Dublin’s January News: Dublin Startup Diary by Graeme McQueen

Dublin’s January News: Dublin Startup Diary by Graeme McQueen

DCC Staff 2016. Picture Conor McCabe Photography

DCC Staff 2016. Picture Conor McCabe Photography


There’s a nervous excitement in the Dublin business community as we edge through the first quarter of 2016. The backdrop of a fast growing economy (even conservative estimates suggest Ireland’s GDP grew by 6% in 2015) means many firms are more confident now than they have been in the best part of a decade. The reason for an element of nervousness comes from the fact that Ireland will likely soon go to the polls. When exactly that happens is still anyone’s guess. Just as he has done for the past six months, An Taoiseach Enda Kenny (Ireland’s Prime Minister) is still refusing to say when a General Election will happen.

As we wait for the big date to be revealed (26th Feb seems most likely), canvassing has been underway since early January.

The current Government put it’s own marker in the sand in late January by stating an intention to increase the number of people working in Dublin by 66,000 within 5 years. It was interesting to see the Government acknowledge that startups will play a key role in reaching this target. The Government said in its Dublin Action Plan for Jobs… “We will increase the number of businesses starting and surviving by 25%, and deliver a 30% increase in Irish companies growing to scale, by measures including establishing StartUpSpaceDublin to increase the networking and co-working space for entrepreneurs across the city, measures to promote Dublin as a location for mobile start-ups, measures to increase the availability of mentoring.”

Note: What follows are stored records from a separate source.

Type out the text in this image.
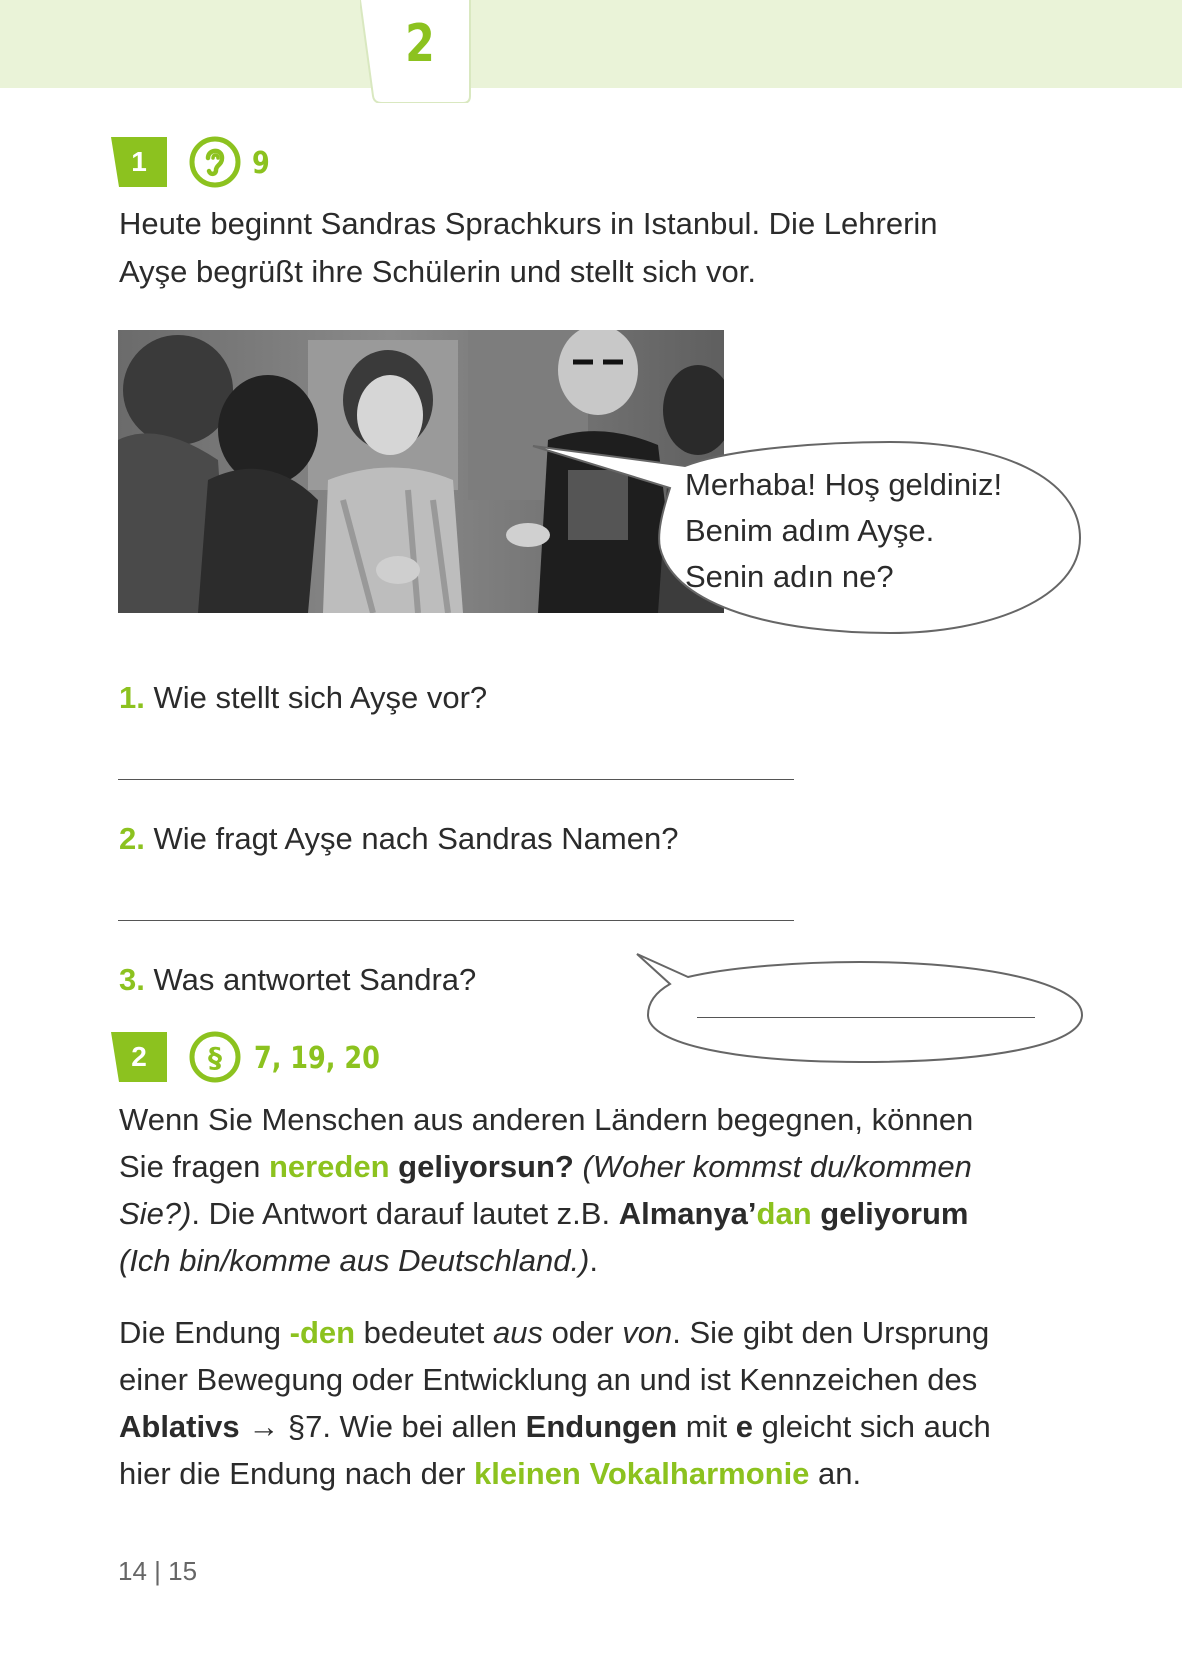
2
1	9
Heute beginnt Sandras Sprachkurs in Istanbul. Die Lehrerin
Ayşe begrüßt ihre Schülerin und stellt sich vor.
Merhaba! Hoş geldiniz!
Benim adım Ayşe.
Senin adın ne?
1. Wie stellt sich Ayşe vor?
2. Wie fragt Ayşe nach Sandras Namen?
3. Was antwortet Sandra?
2	§ 7, 19, 20
Wenn Sie Menschen aus anderen Ländern begegnen, können
Sie fragen nereden geliyorsun? (Woher kommst du/kommen
Sie?). Die Antwort darauf lautet z.B. Almanya’dan geliyorum
(Ich bin/komme aus Deutschland.).
Die Endung -den bedeutet aus oder von. Sie gibt den Ursprung
einer Bewegung oder Entwicklung an und ist Kennzeichen des
Ablativs → §7. Wie bei allen Endungen mit e gleicht sich auch
hier die Endung nach der kleinen Vokalharmonie an.
14 | 15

All that sounds pretty encouraging, but the city’s entrepreneur community can be forgiven for not getting overly excited given many in the space are still reeling from a 2016 Budget that was distinctly unfriendly for startups.

Ironically, on the same day the Government was stating its big ambitions for startups, one of the country’s main newspapers, The Irish Examiner, ran with an article showing how much higher interest rates are for small Irish firms than their peers in other European countries. The story, based on data from the European Central Bank, showed that an Irish SME would pay an average rate of 6.56% on a loan of €250,000. That’s more than double the average rate paid by a small firm in Germany or Italy (both 3.25%), and considerably more than SMEs in Spain (3.37%), Netherlands (3.61%) and Finland (4.03%).

As small company lobby group, Isme, put it: “Banks must be allowed turn a profit and make a proper return on their investments but small business owners should not be picking up the tab for it.”

On a brighter note, it has been hugely encouraging to see a number of big positive announcements being made by Irish startups during the opening weeks of 2016. I was particularly thrilled to see Boxever – one of the most promising young companies in the country – announce it will create 100 new jobs after closing a €10.9m Series B funding round. I first came across Boxever  – whose software allows airlines to better cross-sell products to customers – in 2013 when I visited their then humble HQ in the old Dogpatch Labs on Dublin’s Barrow Street to interview their CEO and co-founder Dave O’Flanagan. At that time they were half-a-dozen people crammed around an oval table. It’s great to see that in the two years-or-so since the firm, which now employs 60, has upped revenue by 450% and added a rake of new customers, including the likes of Emirates and Aer Lingus. I fully expect us all to be hearing much, much more about Boxever – and the hugely impressive O’Flanagan – in the years to come.


+ Graeme McQueen looks after the Media Relations function for Dublin Chamber of Commerce. Graeme spent almost a decade working as a business journalist and prior to joining the Chamber was Assistant Editor of Business Plus magazine. He is the author of a book called ‘Start It Up‘ (published 2013), which tells the start-up stories of 20 Irish entrepreneurs.